Overview of the main workflow from sample preparation to MS analysis. The diagram outlines the required workflow for sample preparation prior to MS analysis and quantification via selected reaction monitoring (SRM). Total protein extraction is typically carried out by means of SDS followed by protein equalization using a BCA assay. Prior to processing, protein extracts are spiked with a full-length heavy isoform ¹⁵N α-syn protein carrying the PTM of interest such as nitration (3NT) or phosphorylation at tyrosine or serine residues. Samples are typically fractionated via isoelectric focusing (IEF), SDS-PAGE, or size-exclusion chromatography (SEC). Following fractionation, samples are digested by trypsin (Tryp), Asp-N, cyanogen bromide (CNBr), or Glu-C using consecutive or combined digestions. Gel bands are extracted at the migration height of α-syn protein and subjected to individual proteolysis. For combined proteolytic analysis, such as in the case of Tryp and Glu-C digestions, samples are run in duplicate and digested separately or sequentially as in the case of Tryp and Asp-N proteolysis. Phosphopeptide enrichment (i.e. using titanium dioxide (TiO₂)) chromatography allows for the enrichment of pathologically relevant phosphorylated peptides such as at residues p-S87, p-Y125, and p-S129. If full-length protein standards are not available, then the use of synthetic heavy-labeled surrogate peptides (AQUA) allows for individual spiking of reference peptides bearing PTMs of particular interest. Following proteolysis and reference peptide spiking, samples are analyzed via liquid chromatography (LC) coupled with SRM.

Fig. 5.

Proteolytic peptides typically observed via mass spectrometry following trypsin (A), Glu-C (B), cyanogen bromide (C), and Asp-N (D) digestion. (MS preferential peptides are highlighted in red.) E, liquid chromatography MS spectrum of a typical LC-SRM analysis of α-syn tryptic and Glu-C peptides derived from rat nigral tissue.
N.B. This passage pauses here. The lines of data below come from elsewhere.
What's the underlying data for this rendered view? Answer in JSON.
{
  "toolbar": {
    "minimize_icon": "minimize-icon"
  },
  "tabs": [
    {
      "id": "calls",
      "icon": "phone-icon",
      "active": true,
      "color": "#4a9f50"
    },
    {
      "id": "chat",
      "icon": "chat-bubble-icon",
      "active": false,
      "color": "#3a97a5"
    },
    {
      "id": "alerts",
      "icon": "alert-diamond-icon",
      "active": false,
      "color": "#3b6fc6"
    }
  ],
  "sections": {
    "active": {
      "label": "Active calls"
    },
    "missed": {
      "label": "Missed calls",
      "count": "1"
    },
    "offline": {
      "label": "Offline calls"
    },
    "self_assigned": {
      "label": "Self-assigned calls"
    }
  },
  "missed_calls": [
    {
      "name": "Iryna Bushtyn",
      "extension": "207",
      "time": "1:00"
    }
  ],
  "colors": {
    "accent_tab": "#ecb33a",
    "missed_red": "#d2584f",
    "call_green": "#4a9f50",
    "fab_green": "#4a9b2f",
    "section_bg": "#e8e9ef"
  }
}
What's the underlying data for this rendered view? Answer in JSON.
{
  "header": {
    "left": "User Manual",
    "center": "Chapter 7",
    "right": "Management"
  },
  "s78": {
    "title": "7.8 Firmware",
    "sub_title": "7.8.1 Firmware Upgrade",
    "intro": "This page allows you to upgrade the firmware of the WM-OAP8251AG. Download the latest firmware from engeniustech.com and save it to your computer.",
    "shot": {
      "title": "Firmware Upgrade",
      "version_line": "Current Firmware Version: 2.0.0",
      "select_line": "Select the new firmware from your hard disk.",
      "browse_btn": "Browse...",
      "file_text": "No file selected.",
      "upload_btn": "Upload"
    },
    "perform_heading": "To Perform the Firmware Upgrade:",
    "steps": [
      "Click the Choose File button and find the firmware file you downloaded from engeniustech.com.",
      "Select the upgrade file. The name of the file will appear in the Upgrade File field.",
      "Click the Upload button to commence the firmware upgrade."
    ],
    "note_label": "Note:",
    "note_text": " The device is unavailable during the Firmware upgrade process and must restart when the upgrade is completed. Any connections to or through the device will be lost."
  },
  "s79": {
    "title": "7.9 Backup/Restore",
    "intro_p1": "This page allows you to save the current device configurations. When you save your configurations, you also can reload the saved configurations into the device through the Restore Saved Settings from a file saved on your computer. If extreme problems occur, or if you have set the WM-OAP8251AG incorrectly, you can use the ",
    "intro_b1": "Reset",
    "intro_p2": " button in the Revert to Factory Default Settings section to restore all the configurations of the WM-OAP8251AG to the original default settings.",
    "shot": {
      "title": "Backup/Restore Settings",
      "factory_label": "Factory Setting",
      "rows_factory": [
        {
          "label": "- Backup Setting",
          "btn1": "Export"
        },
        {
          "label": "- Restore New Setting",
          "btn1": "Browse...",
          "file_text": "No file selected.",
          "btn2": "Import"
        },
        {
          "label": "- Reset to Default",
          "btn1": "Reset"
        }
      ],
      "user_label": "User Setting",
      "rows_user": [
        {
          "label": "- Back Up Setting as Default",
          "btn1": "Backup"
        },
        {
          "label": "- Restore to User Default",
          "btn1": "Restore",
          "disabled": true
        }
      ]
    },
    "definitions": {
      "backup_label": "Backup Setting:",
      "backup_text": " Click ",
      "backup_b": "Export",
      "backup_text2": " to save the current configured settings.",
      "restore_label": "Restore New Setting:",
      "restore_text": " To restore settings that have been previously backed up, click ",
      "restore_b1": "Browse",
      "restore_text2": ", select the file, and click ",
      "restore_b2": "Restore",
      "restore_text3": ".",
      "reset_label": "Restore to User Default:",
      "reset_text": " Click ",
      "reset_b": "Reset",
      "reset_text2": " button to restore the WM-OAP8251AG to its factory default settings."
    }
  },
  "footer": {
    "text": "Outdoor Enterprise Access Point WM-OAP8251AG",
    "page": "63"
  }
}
Endogenous rat syn (black) and viral induced overexpressed human α-syn (red) can be quantified during a single LC-SRM run. F, zoom of the highlighted area in E showing the total ion extraction chromatogram of tryptic fragment 81–96 with its heavy-labeled α-syn isoform (¹⁵N) below. A shift in retention time can be observed between rat and human isoforms accounting for the difference in sequence at residue 87 or for the phosphorylation occurring at p-S87, whereas the retention time of surrogate peptides (¹⁵N heavy isoform) corresponds to the endogenous form.